第9話 手帳の走り書き 1
(とんだ気まぐれだな)
と、秋口宵は、思った。
宵は、学生で、桶野川市にある、三条学園に、通っている。
桶野川市は、人口十五万人、新興住宅街を擁する市街地と、その回りを囲うように点在するのどかな田園風景とが、混在する、中規模の都市である。
都心から、近いこともあり、オフィス街と商業施設も、それなりに、活気づいている。
三条学園は、学力レベルの測定基準の一つである、偏差値で言えば、市内では、中堅どころで、進学率も就職率も、悪くない。
可もなく不可もなく、との評価が、ネットで流れているが、それも、間違いではない、と、宵は、考えていた。
(特徴があるわけでもないし、本当に、中堅だ)
と、宵は、思った。
ただし、三条学園が、中堅どころというのは、あくまで、学園全体の話で、学生個々の話となると、別である。
宵は、大まかなカテゴライズで言えば、素行不良であり、問題児である。
出席日数は、留年しない程度に、ぎりぎりで、定期テストの成績も、赤点すれすれである。
しかし、宵は、それを、悪いことであるとか引け目に感じることは、なかった。
(なるようにしかならない)
それが、宵の、口癖だった。
宵は、国語の成績だけは、良かった。
テストでも、他の科目が、軒並み、赤点を免れるかどうかのラインの点数をさまよう中で、国語だけは、ほとんど、九十点台だった。
国語の高得点を取るのに、特に、努力したことはない。
読解問題での勘の良さは、宵自身でも、少し驚くほどで、母親譲りの読解力なのかもしれなかった。
漢字も、特に、努力して、覚えようとしたわけではなく、自然に、覚えられていた。
ただし、古文だけは、苦手で、この分野が多く出題されるテストの時だけ、九十点台を割ってしまうのである。
担任の教師からも、
「地頭は、良いんだし、きちんとやればできるはずだから、頑張れ」
と、言われるのだが、
(頑張るかどうかも、気質によるものだから、なるようにしかならない)
というのが、宵の持論だった。
頑張らない者の言い訳と、言われることもあるが、そもそも頑張る気質を持ち合わせていない者に、何を頑張れというのか、宵には、良くわからなかった。

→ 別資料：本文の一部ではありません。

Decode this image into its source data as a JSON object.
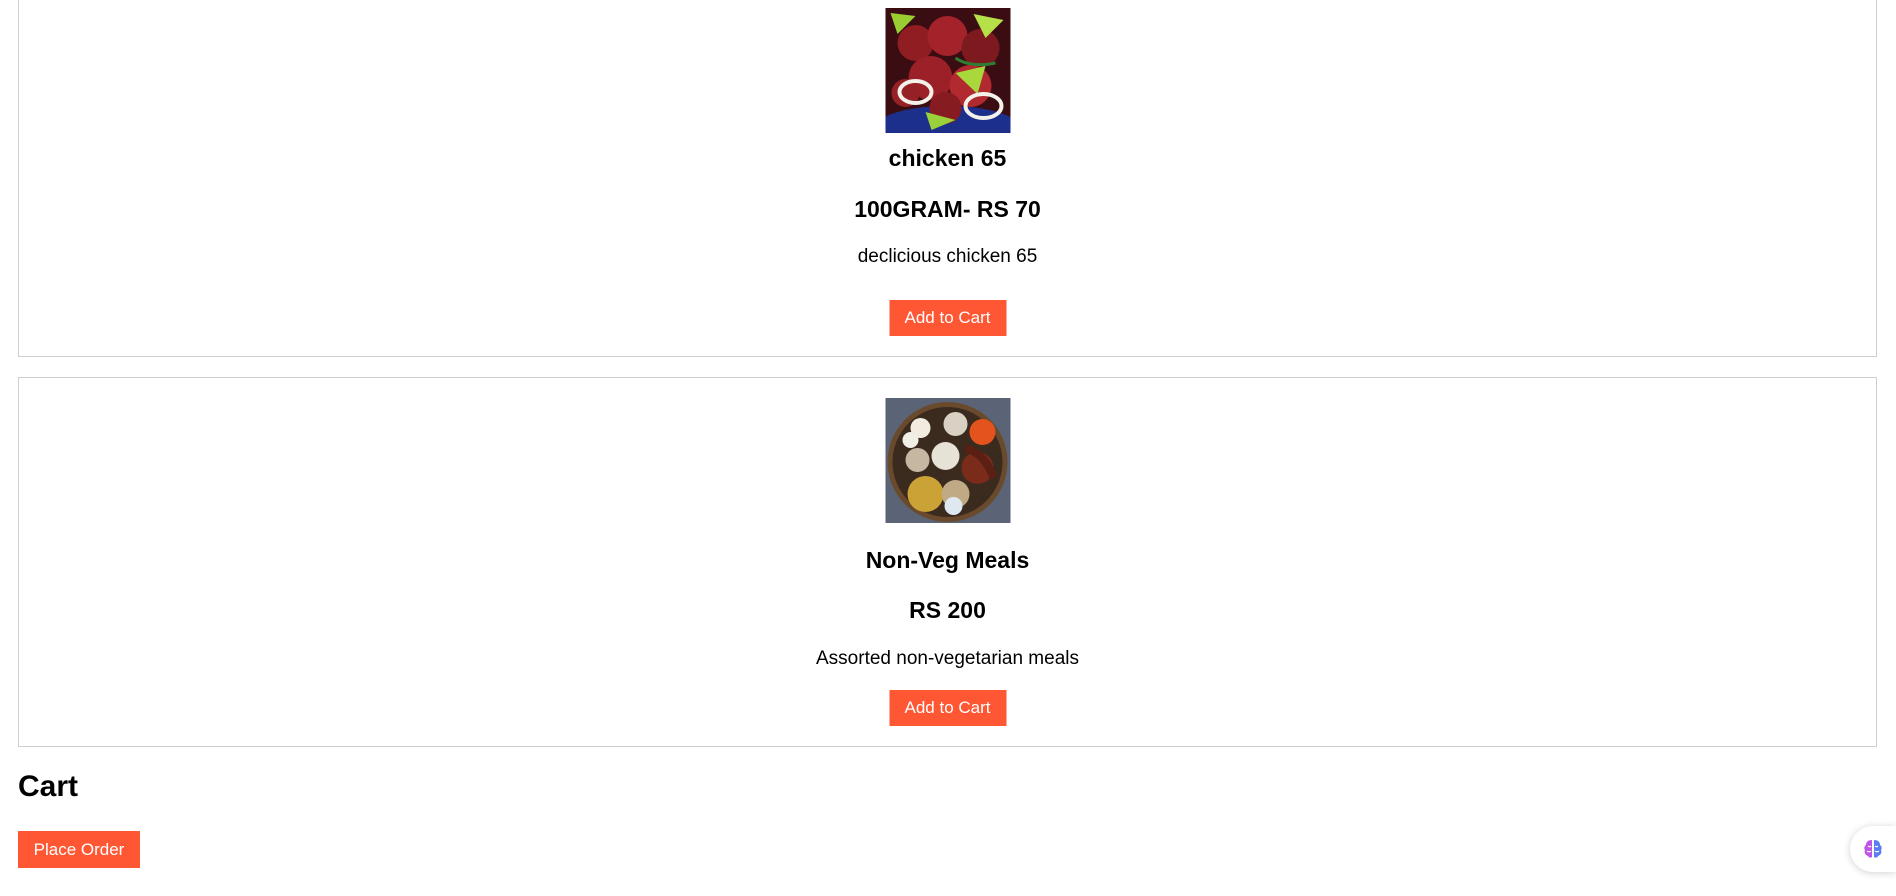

(気まぐれで、ちょっかいを出した奴に、偶然、関わりを、持った)
それが、宵の認識だった。
宵は、学生鞄の中から、黒い手帳を、取り出した。
何の変哲もない、普通の、手帳である。
少し、事情が特殊なのは、その手帳が、宵自身のものではなく、ある人物の落とし物だということである。
(預かっているんだから、あいつに、返さないと)
宵は、手帳の中身は、見ていなかった。
手帳の中身は、勝手に見ては悪いと思い、閉じたままである。
何が書いてあるのか、宵には、興味がなかったし、仮に興味があったとして、他人の秘密を勝手に覗き見るような行為は、宵にとって、悪徳だからだった。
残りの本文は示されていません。